EDIT1: Adding non-one liner form of solution successfully too now.
awk '{
match($0,/\/.*\//);
VAL=VAL?VAL ORS substr($0,RSTART,RLENGTH):substr($0,RSTART,RLENGTH)
}
END{
num=split(VAL, array,"\n");
for(i=1;i<=num;i++){
printf("%s%s",array[i],i==num?"":";")
};
print""
}
' Input_file
EDIT2: Adding explanation of code in non-one liner form of solution too now.
awk '{
match($0,/\/.*\//); ##Using match functionality of awk which will match regex to find the string in a line from / to \, note I am escaping them here too.
VAL=VAL?VAL ORS substr($0,RSTART,RLENGTH):substr($0,RSTART,RLENGTH) ##creating a variable named VAL here which will concatenate its own value if more than one occurrence are there. Also RSTART and RSTART are the variables of built-in awk which will be having values once a match has TRUE value which it confirms once a regex match is found in a line.
}
END{ ##Starting this block here.
num=split(VAL, array,"\n");##creating an variable num whose value will be number of elements in array named array, split is a built-in keyword of awk which will create an array with a defined delimiter, here it is new line.
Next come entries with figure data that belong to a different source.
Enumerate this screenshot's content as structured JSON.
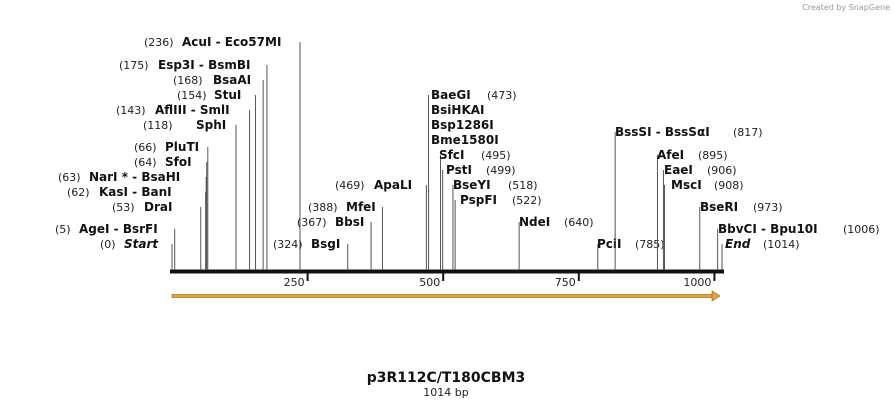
{
  "map": {
    "credit": "Created by SnapGene",
    "title": "p3R112C/T180CBM3",
    "subtitle": "1014 bp",
    "length": 1014,
    "xticks": [
      250,
      500,
      750,
      1000
    ],
    "sites": [
      {
        "names": [
          "Start"
        ],
        "label": "(0)",
        "position": 0
      },
      {
        "names": [
          "AgeI  - BsrFI"
        ],
        "label": "(5)",
        "position": 5
      },
      {
        "names": [
          "DraI"
        ],
        "label": "(53)",
        "position": 53
      },
      {
        "names": [
          "KasI  - BanI"
        ],
        "label": "(62)",
        "position": 62
      },
      {
        "names": [
          "NarI *  - BsaHI"
        ],
        "label": "(63)",
        "position": 63
      },
      {
        "names": [
          "SfoI"
        ],
        "label": "(64)",
        "position": 64
      },
      {
        "names": [
          "PluTI"
        ],
        "label": "(66)",
        "position": 66
      },
      {
        "names": [
          "SphI"
        ],
        "label": "(118)",
        "position": 118
      },
      {
        "names": [
          "AflIII  - SmlI"
        ],
        "label": "(143)",
        "position": 143
      },
      {
        "names": [
          "StuI"
        ],
        "label": "(154)",
        "position": 154
      },
      {
        "names": [
          "BsaAI"
        ],
        "label": "(168)",
        "position": 168
      },
      {
        "names": [
          "Esp3I  - BsmBI"
        ],
        "label": "(175)",
        "position": 175
      },
      {
        "names": [
          "AcuI  - Eco57MI"
        ],
        "label": "(236)",
        "position": 236
      },
      {
        "names": [
          "BsgI"
        ],
        "label": "(324)",
        "position": 324
      },
      {
        "names": [
          "BbsI"
        ],
        "label": "(367)",
        "position": 367
      },
      {
        "names": [
          "MfeI"
        ],
        "label": "(388)",
        "position": 388
      },
      {
        "names": [
          "ApaLI"
        ],
        "label": "(469)",
        "position": 469
      },
      {
        "names": [
          "BaeGI",
          "BsiHKAI",
          "Bsp1286I",
          "Bme1580I"
        ],
        "label": "(473)",
        "position": 473
      },
      {
        "names": [
          "SfcI"
        ],
        "label": "(495)",
        "position": 495
      },
      {
        "names": [
          "PstI"
        ],
        "label": "(499)",
        "position": 499
      },
      {
        "names": [
          "BseYI"
        ],
        "label": "(518)",
        "position": 518
      },
      {
        "names": [
          "PspFI"
        ],
        "label": "(522)",
        "position": 522
      },
      {
        "names": [
          "NdeI"
        ],
        "label": "(640)",
        "position": 640
      },
      {
        "names": [
          "PciI"
        ],
        "label": "(785)",
        "position": 785
      },
      {
        "names": [
          "BssSI  - BssSαI"
        ],
        "label": "(817)",
        "position": 817
      },
      {
        "names": [
          "AfeI"
        ],
        "label": "(895)",
        "position": 895
      },
      {
        "names": [
          "EaeI"
        ],
        "label": "(906)",
        "position": 906
      },
      {
        "names": [
          "MscI"
        ],
        "label": "(908)",
        "position": 908
      },
      {
        "names": [
          "BseRI"
        ],
        "label": "(973)",
        "position": 973
      },
      {
        "names": [
          "BbvCI  - Bpu10I"
        ],
        "label": "(1006)",
        "position": 1006
      },
      {
        "names": [
          "End"
        ],
        "label": "(1014)",
        "position": 1014
      }
    ]
  }
}
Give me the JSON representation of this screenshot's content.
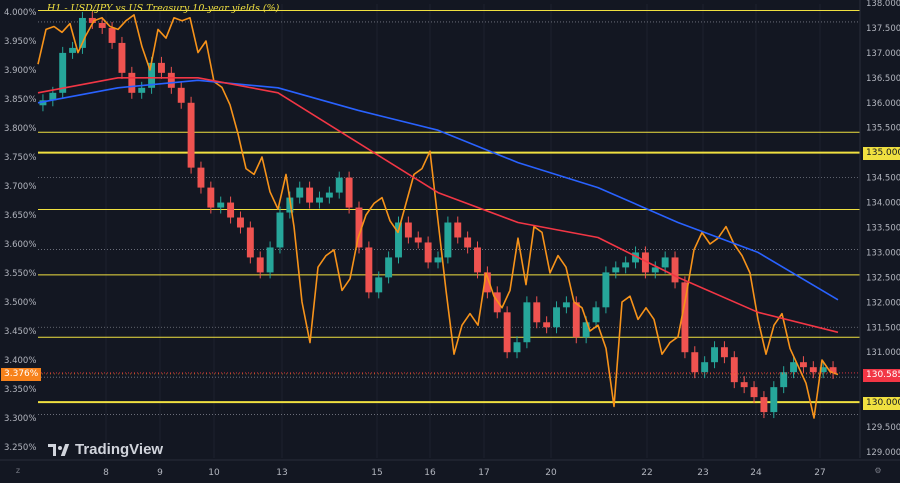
{
  "chart_data": {
    "type": "line",
    "title": "H1 - USD/JPY vs US Treasury 10-year yields (%)",
    "x_ticks": [
      "8",
      "9",
      "10",
      "13",
      "15",
      "16",
      "17",
      "20",
      "22",
      "23",
      "24",
      "27"
    ],
    "left_axis": {
      "ticks": [
        "4.000%",
        "3.950%",
        "3.900%",
        "3.850%",
        "3.800%",
        "3.750%",
        "3.700%",
        "3.650%",
        "3.600%",
        "3.550%",
        "3.500%",
        "3.450%",
        "3.400%",
        "3.350%",
        "3.300%",
        "3.250%"
      ],
      "current_label": "3.376%"
    },
    "right_axis": {
      "ticks": [
        "138.000",
        "137.500",
        "137.000",
        "136.500",
        "136.000",
        "135.500",
        "135.000",
        "134.500",
        "134.000",
        "133.500",
        "133.000",
        "132.500",
        "132.000",
        "131.500",
        "131.000",
        "130.500",
        "130.000",
        "129.500",
        "129.000"
      ],
      "current_label": "130.585",
      "level_labels": [
        "135.000",
        "130.000"
      ]
    },
    "horizontal_levels": {
      "thick": [
        135.0,
        130.0
      ],
      "thin": [
        137.85,
        135.41,
        133.86,
        132.55,
        131.3
      ],
      "dotted": [
        137.62,
        134.5,
        133.06,
        131.5,
        130.5,
        129.75
      ]
    },
    "series": [
      {
        "color": "#f7931a",
        "axis": "left",
        "x": [
          0,
          1,
          2,
          3,
          4,
          5,
          6,
          7,
          8,
          9,
          10,
          11,
          12,
          13,
          14,
          15,
          16,
          17,
          18,
          19,
          20,
          21,
          22,
          23,
          24,
          25,
          26,
          27,
          28,
          29,
          30,
          31,
          32,
          33,
          34,
          35,
          36,
          37,
          38,
          39,
          40,
          41,
          42,
          43,
          44,
          45,
          46,
          47,
          48,
          49,
          50,
          51,
          52,
          53,
          54,
          55,
          56,
          57,
          58,
          59,
          60,
          61,
          62,
          63,
          64,
          65,
          66,
          67,
          68,
          69,
          70,
          71,
          72,
          73,
          74,
          75,
          76,
          77,
          78,
          79,
          80,
          81,
          82,
          83,
          84,
          85,
          86,
          87,
          88,
          89,
          90,
          91,
          92,
          93,
          94,
          95,
          96,
          97,
          98,
          99,
          100
        ],
        "values": [
          3.91,
          3.97,
          3.975,
          3.965,
          3.98,
          3.93,
          3.96,
          3.985,
          3.99,
          3.975,
          3.97,
          3.985,
          3.995,
          3.94,
          3.9,
          3.97,
          3.955,
          3.99,
          3.985,
          3.99,
          3.93,
          3.95,
          3.88,
          3.87,
          3.84,
          3.79,
          3.73,
          3.72,
          3.75,
          3.69,
          3.66,
          3.72,
          3.63,
          3.5,
          3.43,
          3.56,
          3.58,
          3.59,
          3.52,
          3.54,
          3.61,
          3.65,
          3.67,
          3.68,
          3.64,
          3.62,
          3.67,
          3.72,
          3.73,
          3.76,
          3.64,
          3.52,
          3.41,
          3.46,
          3.48,
          3.46,
          3.55,
          3.51,
          3.49,
          3.52,
          3.61,
          3.53,
          3.63,
          3.62,
          3.55,
          3.58,
          3.56,
          3.5,
          3.49,
          3.45,
          3.46,
          3.42,
          3.32,
          3.5,
          3.51,
          3.47,
          3.49,
          3.47,
          3.41,
          3.43,
          3.44,
          3.51,
          3.59,
          3.62,
          3.6,
          3.61,
          3.63,
          3.6,
          3.58,
          3.55,
          3.47,
          3.41,
          3.46,
          3.48,
          3.42,
          3.39,
          3.36,
          3.3,
          3.4,
          3.38,
          3.375
        ]
      },
      {
        "color": "#2962ff",
        "axis": "right",
        "x": [
          0,
          10,
          20,
          30,
          40,
          50,
          60,
          70,
          80,
          90,
          100
        ],
        "values": [
          136.0,
          136.3,
          136.45,
          136.3,
          135.85,
          135.45,
          134.8,
          134.3,
          133.6,
          133.0,
          132.05
        ]
      },
      {
        "color": "#f23645",
        "axis": "right",
        "x": [
          0,
          10,
          20,
          30,
          40,
          50,
          60,
          70,
          80,
          90,
          100
        ],
        "values": [
          136.2,
          136.5,
          136.5,
          136.2,
          135.2,
          134.2,
          133.6,
          133.3,
          132.5,
          131.8,
          131.4
        ]
      }
    ],
    "price_close": [
      136.05,
      136.2,
      137.0,
      137.1,
      137.7,
      137.6,
      137.5,
      137.2,
      136.6,
      136.2,
      136.3,
      136.8,
      136.6,
      136.3,
      136.0,
      134.7,
      134.3,
      133.9,
      134.0,
      133.7,
      133.5,
      132.9,
      132.6,
      133.1,
      133.8,
      134.1,
      134.3,
      134.0,
      134.1,
      134.2,
      134.5,
      133.9,
      133.1,
      132.2,
      132.5,
      132.9,
      133.6,
      133.3,
      133.2,
      132.8,
      132.9,
      133.6,
      133.3,
      133.1,
      132.6,
      132.2,
      131.8,
      131.0,
      131.2,
      132.0,
      131.6,
      131.5,
      131.9,
      132.0,
      131.3,
      131.6,
      131.9,
      132.6,
      132.7,
      132.8,
      133.0,
      132.6,
      132.7,
      132.9,
      132.4,
      131.0,
      130.6,
      130.8,
      131.1,
      130.9,
      130.4,
      130.3,
      130.1,
      129.8,
      130.3,
      130.6,
      130.8,
      130.7,
      130.6,
      130.7,
      130.585
    ]
  },
  "branding": {
    "logo_text": "TradingView"
  },
  "colors": {
    "background": "#131722",
    "grid": "#1e222d",
    "axis_text": "#b2b5be",
    "level": "#f0e040",
    "up": "#26a69a",
    "down": "#ef5350"
  }
}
for(i=1;i<=num;i++){ ##Starting a for loop here whose value will go till num value from i variable value 1 to till num.
printf("%s%s",array[i],i==num?"":";") ##printing the array value whose index is variable i and second string it is printing is semi colon, there a condition is there if i value is equal to num then print null else print a semi colon.
};
print"" ##print NULL value to print a new line.
}
' Input_file ###Mentioning the Input_file here.